We come to pages 6 and 7: What Vergil actually wrote: as it was. The unaltered Latin text is on the right on page 7. There are more Notes on the left hand side of page 6. Again, an ominous warning: "Notes and vocabulary supplied earlier in this chapter will not be repeated here. Keep this in mind since these directions will not be repeated here." This is new set of Notes to supplement the earlier ones since this is now an unaltered text. Also, figures of speech are now introduced in the Notes on page 6 and below the text on page 7: A Note about Figures of Speech. My students found it hard to go back and find the vocabulary and notes given in the "pre- read" passage to use in the "actual read" passage. This layout, I believe, is the weakest part of the lesson. I found it confusing as did my students.
Pages 8 and 9 consist of the lesson: After reading what Vergil wrote. Section One is: Thinking about How the Author wrote: Gapping or Understanding Words. This lesson consisted of supplying understood verb forms and adjectives used as substantives. Section Two continues this lesson: Stopping for Some Practice: Substantives. Section Three is: Thinking about What you Read which consists of a list of seven questions on the first eleven lines. My students could not answer this questions without my prompting.
Section four on page 10 is: Keep this Vocabulary in Mind: People and Places. This consists of a list of three roots "Lat", "Rom", and "Lavin" and the different words generated from them in the Aeneid. This section also seems random because it is list of Latin confusables for students who have only read the first eleven lines of the Aeneid. I think this would only add to their confusion, since the students using this book are not going to encounter King Latinus or his daughter, Lavinia.
All in all, I think this is probably like most Latin lessons developed in the classroom and then published. They surely have worked fine for the teacher who developed them and has taught them over and over in their own classroom. They do not exactly transfer well to another teacher who must figure out the pacing and methodology, unless this teacher is willing to put in the time to work out the idiosyncracies of the presentation and layout. This layout, in particular, would be very hard for a students to do on their own without the constant assistance of a teacher.
The Grammatical Appendix consists of over 19% of the pages used within the body of the text; yet, curiously, I found no cross references in either the Notes or the Vocabulary referring the student back to the Grammatical Appendix. I am not sure how the authors intended this section to be used.
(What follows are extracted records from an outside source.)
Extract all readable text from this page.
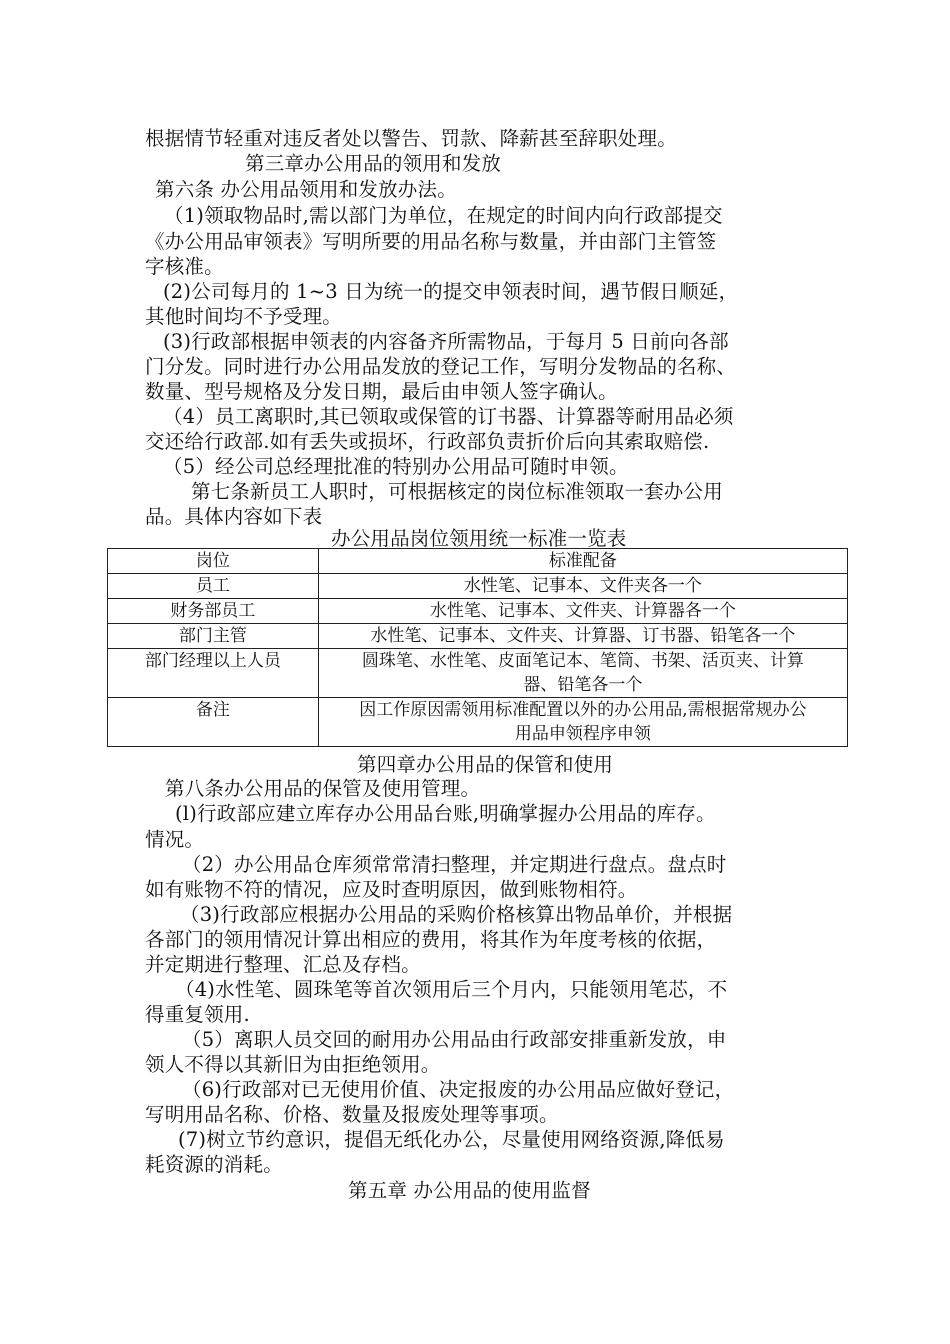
根据情节轻重对违反者处以警告、罚款、降薪甚至辞职处理。
第三章办公用品的领用和发放
第六条 办公用品领用和发放办法。
（1)领取物品时,需以部门为单位，在规定的时间内向行政部提交
《办公用品审领表》写明所要的用品名称与数量，并由部门主管签
字核准。
(2)公司每月的 1~3 日为统一的提交申领表时间，遇节假日顺延，
其他时间均不予受理。
(3)行政部根据申领表的内容备齐所需物品，于每月 5 日前向各部
门分发。同时进行办公用品发放的登记工作，写明分发物品的名称、
数量、型号规格及分发日期，最后由申领人签字确认。
（4）员工离职时,其已领取或保管的订书器、计算器等耐用品必须
交还给行政部.如有丢失或损坏，行政部负责折价后向其索取赔偿.
（5）经公司总经理批准的特别办公用品可随时申领。
第七条新员工人职时，可根据核定的岗位标准领取一套办公用
品。具体内容如下表
办公用品岗位领用统一标准一览表
岗位	标准配备
员工	水性笔、记事本、文件夹各一个

财务部员工	水性笔、记事本、文件夹、计算器各一个

部门主管	水性笔、记事本、文件夹、计算器、订书器、铅笔各一个

部门经理以上人员	圆珠笔、水性笔、皮面笔记本、笔筒、书架、活页夹、计算
器、铅笔各一个

备注	因工作原因需领用标准配置以外的办公用品,需根据常规办公
用品申领程序申领
第四章办公用品的保管和使用
第八条办公用品的保管及使用管理。
(l)行政部应建立库存办公用品台账,明确掌握办公用品的库存。
情况。
（2）办公用品仓库须常常清扫整理，并定期进行盘点。盘点时
如有账物不符的情况，应及时查明原因，做到账物相符。
（3)行政部应根据办公用品的采购价格核算出物品单价，并根据
各部门的领用情况计算出相应的费用，将其作为年度考核的依据，
并定期进行整理、汇总及存档。
（4)水性笔、圆珠笔等首次领用后三个月内，只能领用笔芯，不
得重复领用.
（5）离职人员交回的耐用办公用品由行政部安排重新发放，申
领人不得以其新旧为由拒绝领用。
（6)行政部对已无使用价值、决定报废的办公用品应做好登记，
写明用品名称、价格、数量及报废处理等事项。
(7)树立节约意识，提倡无纸化办公，尽量使用网络资源,降低易
耗资源的消耗。
第五章 办公用品的使用监督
I must agree with my students that I also found the lessons of the first ten pages to be a luke-warm experience at best. However, there is no reason why an energetic teacher could not adapt this raw material and put a little order into the chaos with their own handouts, such as combining the vocabulary and notes sections into a running Vocabulary/Note list and adding their own cross references to the Grammatical Appendix.